Online eğitimler, Skype üzerinden özel dersler, yabancı hocalar…
Yığınla kitap aldınız, üst üste koysanız yarı belinize gelecek.
Nereden başlamanız, nasıl bir yol izlemeniz gerektiğini bilmiyorsunuz.
Tam, “en iyi yöntem şuymuş” dediğiniz noktada, başka bir kişi çıkıyor ve en iyi yöntemin o değil bu olduğunu söylüyor.
Kafanız allak bullak mı oldu? Olmasın, ben buradayım! Biliyorum, siz şu anda benim saçımla ve sakalımla daha çok ilgileniyorsunuz ama onları unutun, söyleyeceklerime odaklanın. Bunu başarabilirsiniz. Evet, internet bir bilgi çöplüğü ve kafanızı karıştıran çok fazla şey var. Bunların hepsini ben de biliyor, görüyor ve değerlendiriyorum. Uykuda İngilizce öğreteceğini vaat ededen tutuna da 5 günde İngilizce öğreteceğini iddia edip tonlarca para alan kurumlar var.
Peki ben bu denklemin neresindeyim? Aslında genellikle sonuç kısmında yer alıyorum, çünkü gelen yorumlara baktığımda, sayısız yöntem denemiş, dil kurslarına gitmiş, alıp kullanamadığı onlarca kitaba yatırım yapmış kişilerin, çözümü bu kanalda bulduğunu görüyorum. Bunun sebebi ise, olaya hem bir eğitimci hem de bir öğrenci gözüyle bakıyor olmam. Konu anlatımı videolarında gördüğünüz, en ön sırada oturan ve arada sırada can alıcı sorular soran o öğrenci aslına benim. Benim de İngilizce öğrendiğim, öğrencilik yıllarımda kafama takılan ama bir türlü cesaret edip soramadığım soruları soruyor. Yani işin özü, bu kanalda empati kuruluyor ve konu anlatımları ona göre yapılıyor.

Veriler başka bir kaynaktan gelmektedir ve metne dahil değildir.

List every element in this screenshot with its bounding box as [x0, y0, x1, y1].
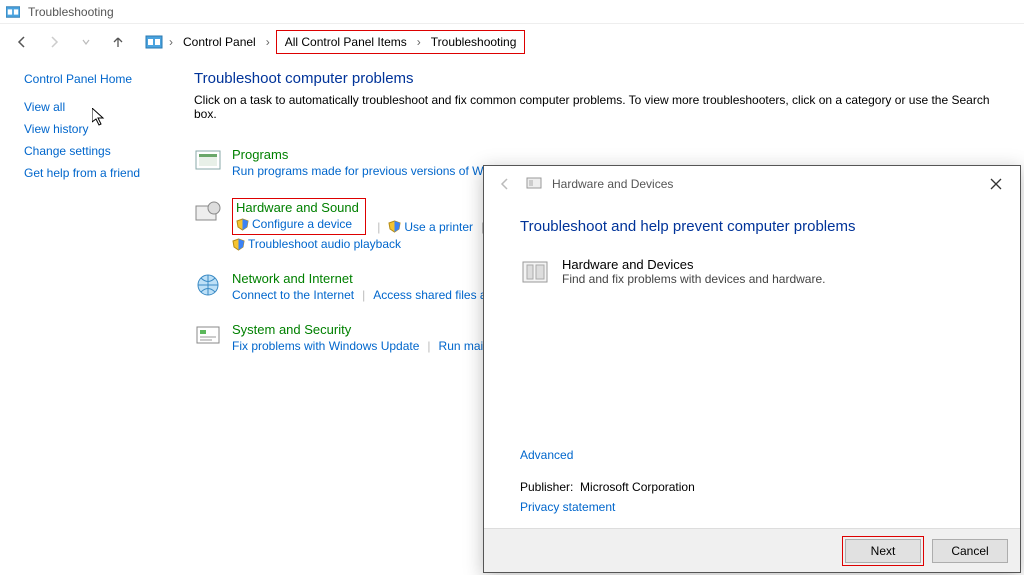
breadcrumb-item-2[interactable]: Troubleshooting — [427, 33, 521, 51]
title-bar: Troubleshooting — [0, 0, 1024, 24]
dialog-body: Troubleshoot and help prevent computer p… — [484, 202, 1020, 528]
system-icon — [194, 322, 222, 350]
link-configure-device[interactable]: Configure a device — [252, 217, 352, 231]
programs-icon — [194, 147, 222, 175]
link-windows-update[interactable]: Fix problems with Windows Update — [232, 339, 419, 353]
page-subtext: Click on a task to automatically trouble… — [194, 93, 1012, 121]
dialog-item-title: Hardware and Devices — [562, 257, 825, 272]
category-title[interactable]: Hardware and Sound — [236, 200, 359, 215]
dialog-title: Hardware and Devices — [552, 177, 673, 191]
breadcrumb[interactable]: › Control Panel › All Control Panel Item… — [138, 30, 532, 54]
link-shared-files[interactable]: Access shared files a — [373, 288, 486, 302]
window-title: Troubleshooting — [28, 5, 114, 19]
dialog-item: Hardware and Devices Find and fix proble… — [520, 257, 984, 290]
publisher-info: Publisher: Microsoft Corporation — [520, 480, 695, 494]
separator: | — [354, 288, 373, 302]
app-icon — [6, 5, 22, 19]
nav-recent-dropdown[interactable] — [74, 30, 98, 54]
cancel-button[interactable]: Cancel — [932, 539, 1008, 563]
chevron-right-icon: › — [264, 35, 272, 49]
category-title[interactable]: System and Security — [232, 322, 483, 337]
publisher-value: Microsoft Corporation — [580, 480, 695, 494]
troubleshooter-dialog: Hardware and Devices Troubleshoot and he… — [483, 165, 1021, 573]
nav-toolbar: › Control Panel › All Control Panel Item… — [0, 24, 1024, 60]
sidebar-item-change-settings[interactable]: Change settings — [24, 144, 178, 158]
privacy-link[interactable]: Privacy statement — [520, 500, 615, 514]
next-highlight: Next — [842, 536, 924, 566]
page-heading: Troubleshoot computer problems — [194, 70, 1012, 87]
category-title[interactable]: Network and Internet — [232, 271, 487, 286]
shield-icon — [236, 218, 249, 231]
chevron-right-icon: › — [415, 35, 423, 49]
dialog-footer: Next Cancel — [484, 528, 1020, 572]
nav-up-button[interactable] — [106, 30, 130, 54]
chevron-right-icon: › — [167, 35, 175, 49]
advanced-link[interactable]: Advanced — [520, 448, 573, 462]
category-title[interactable]: Programs — [232, 147, 521, 162]
breadcrumb-icon — [145, 33, 163, 51]
hardware-highlight: Hardware and Sound Configure a device — [232, 198, 366, 235]
sidebar-home-link[interactable]: Control Panel Home — [24, 72, 178, 86]
breadcrumb-highlight: All Control Panel Items › Troubleshootin… — [276, 30, 526, 54]
hardware-icon — [194, 198, 222, 226]
shield-icon — [388, 220, 401, 233]
link-run-compat[interactable]: Run programs made for previous versions … — [232, 164, 521, 178]
dialog-heading: Troubleshoot and help prevent computer p… — [520, 218, 984, 235]
publisher-label: Publisher: — [520, 480, 573, 494]
nav-forward-button — [42, 30, 66, 54]
dialog-back-button — [494, 173, 516, 195]
next-button[interactable]: Next — [845, 539, 921, 563]
sidebar-item-view-all[interactable]: View all — [24, 100, 178, 114]
link-connect-internet[interactable]: Connect to the Internet — [232, 288, 354, 302]
link-use-printer[interactable]: Use a printer — [404, 220, 473, 234]
link-audio-playback[interactable]: Troubleshoot audio playback — [248, 237, 401, 251]
breadcrumb-item-1[interactable]: All Control Panel Items — [281, 33, 411, 51]
close-button[interactable] — [982, 170, 1010, 198]
nav-back-button[interactable] — [10, 30, 34, 54]
dialog-icon — [526, 175, 542, 194]
sidebar: Control Panel Home View all View history… — [0, 60, 190, 575]
sidebar-item-view-history[interactable]: View history — [24, 122, 178, 136]
separator: | — [419, 339, 438, 353]
dialog-item-subtitle: Find and fix problems with devices and h… — [562, 272, 825, 286]
network-icon — [194, 271, 222, 299]
device-icon — [520, 257, 550, 290]
breadcrumb-item-0[interactable]: Control Panel — [179, 33, 260, 51]
link-maintenance[interactable]: Run mai — [439, 339, 484, 353]
separator: | — [369, 220, 388, 234]
sidebar-item-get-help[interactable]: Get help from a friend — [24, 166, 178, 180]
shield-icon — [232, 238, 245, 251]
dialog-titlebar: Hardware and Devices — [484, 166, 1020, 202]
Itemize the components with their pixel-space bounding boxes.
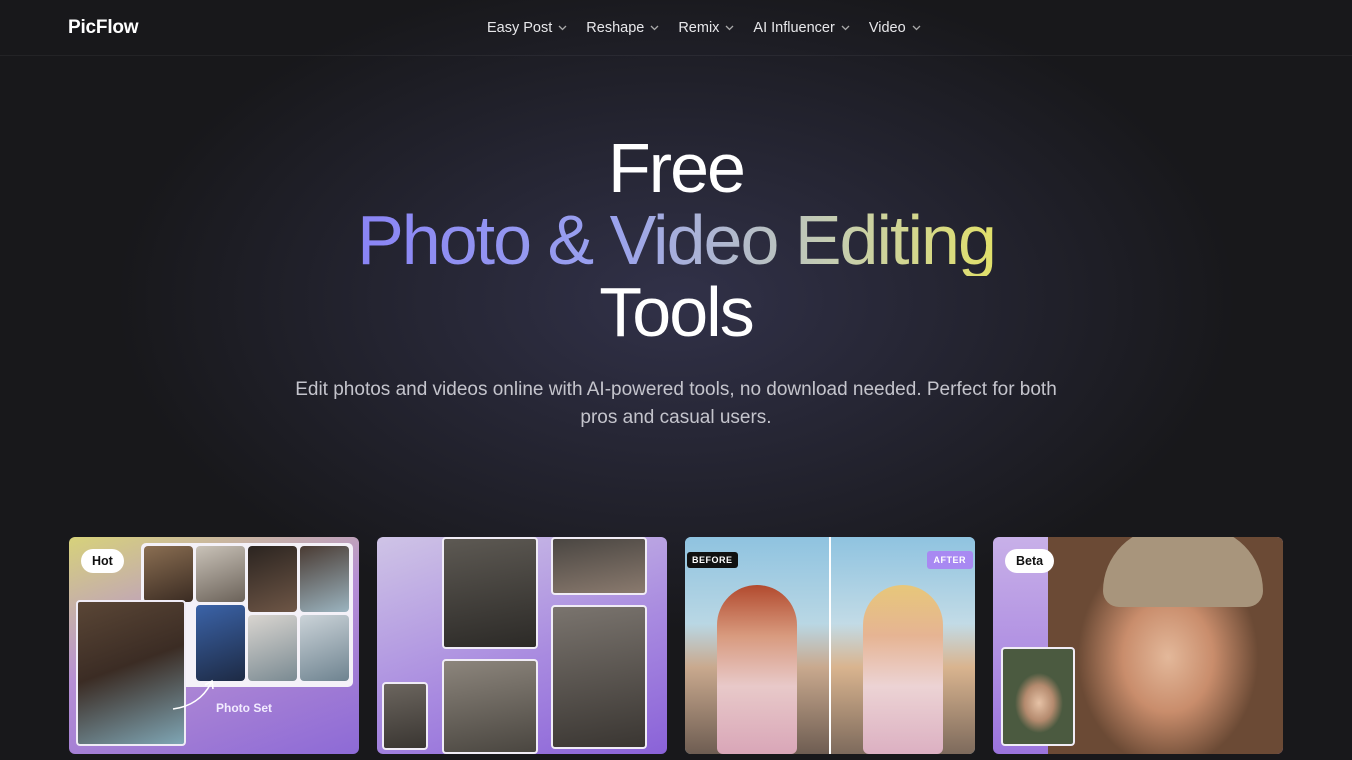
- beta-badge: Beta: [1005, 549, 1055, 573]
- arrow-icon: [172, 679, 214, 710]
- hero-line-gradient: Photo & Video Editing: [357, 201, 997, 279]
- menu-easy-post[interactable]: Easy Post: [487, 20, 567, 36]
- menu-video[interactable]: Video: [869, 20, 921, 36]
- chevron-down-icon: [650, 25, 659, 31]
- photo-thumbnail: [551, 605, 647, 749]
- compare-divider[interactable]: [829, 537, 831, 754]
- photo-thumbnail: [248, 615, 297, 681]
- menu-ai-influencer-label: AI Influencer: [753, 20, 835, 36]
- photo-thumbnail: [300, 546, 349, 612]
- photo-thumbnail: [248, 546, 297, 612]
- feature-card-photo-set[interactable]: Photo Set Hot: [69, 537, 359, 754]
- beanie: [1103, 537, 1263, 607]
- photo-thumbnail: [442, 537, 538, 649]
- photo-thumbnail: [442, 659, 538, 754]
- photo-thumbnail: [196, 605, 245, 681]
- hot-badge: Hot: [81, 549, 124, 573]
- menu-video-label: Video: [868, 20, 906, 36]
- chevron-down-icon: [558, 25, 567, 31]
- main-menu: Easy Post Reshape Remix AI Influencer Vi…: [487, 20, 940, 36]
- photo-thumbnail: [300, 615, 349, 681]
- before-tag: BEFORE: [687, 552, 738, 568]
- menu-remix[interactable]: Remix: [678, 20, 734, 36]
- photo-thumbnail: [382, 682, 428, 750]
- menu-ai-influencer[interactable]: AI Influencer: [753, 20, 850, 36]
- menu-reshape-label: Reshape: [586, 20, 645, 36]
- hero-subtitle: Edit photos and videos online with AI-po…: [295, 379, 1057, 428]
- menu-reshape[interactable]: Reshape: [586, 20, 659, 36]
- menu-remix-label: Remix: [678, 20, 720, 36]
- photo-thumbnail: [144, 546, 193, 602]
- feature-card-before-after[interactable]: BEFORE AFTER: [685, 537, 975, 754]
- hero-heading: Free Photo & Video Editing Tools: [0, 132, 1352, 348]
- chevron-down-icon: [912, 25, 921, 31]
- photo-thumbnail: [196, 546, 245, 602]
- hero-line-tools: Tools: [599, 273, 754, 351]
- brand-logo[interactable]: PicFlow: [68, 17, 139, 39]
- feature-card-collage[interactable]: [377, 537, 667, 754]
- photo-thumbnail: [551, 537, 647, 595]
- feature-card-ai-influencer[interactable]: Beta: [993, 537, 1283, 754]
- photo-set-caption: Photo Set: [216, 701, 272, 715]
- hero-line-free: Free: [608, 129, 746, 207]
- chevron-down-icon: [841, 25, 850, 31]
- photo-main: [76, 600, 186, 746]
- top-navbar: PicFlow Easy Post Reshape Remix AI Influ…: [0, 0, 1352, 56]
- menu-easy-post-label: Easy Post: [487, 20, 553, 36]
- reference-photo: [1001, 647, 1075, 746]
- chevron-down-icon: [725, 25, 734, 31]
- portrait-after: [863, 585, 943, 754]
- portrait-before: [717, 585, 797, 754]
- after-tag: AFTER: [926, 551, 973, 569]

Ancak kanalın başarılı olmasının tek sebebi bu değil. Yıllar önce, bir ders anlatımı sırasında fark ettiğim ve kendimin de o ana kadar yapmış olduğum büyük bir hata var. (July’ı “culi” diye telaffuz etmiş olmamın dışında). Bu hata, İngilizceden Türkçeye doğru bir eğitim vermek. Halen Türkiye’deki neredeyse tüm yabancı dil eğitim kurumlarında tekrarlanmakta olan bu hata, bizim çok iyi birer dinleyici olmamızı sağlıyor. Yani, sosyal ilişkiler bakımından düşünecek olursak, sevgili Doğan Cüceloğlu bunu çok iyi bir meziyet olarak nitelendirebilir, ancak konu yabancı dil eğitimine geldiğinde durum biraz daha farklı oluyor. Pasif birer dinleyici olmanın en iyi yolu, bol bol İngilizce metinler okuyup, şarkılar dinleyip bunları Türkçeye çevirmekten geçiyor. Bu sayede anlayan ama konuşamayan bireyler oluyoruz. Zaten konuşma özgürlüğümüzün kısıtlandığı şu dönemlerde…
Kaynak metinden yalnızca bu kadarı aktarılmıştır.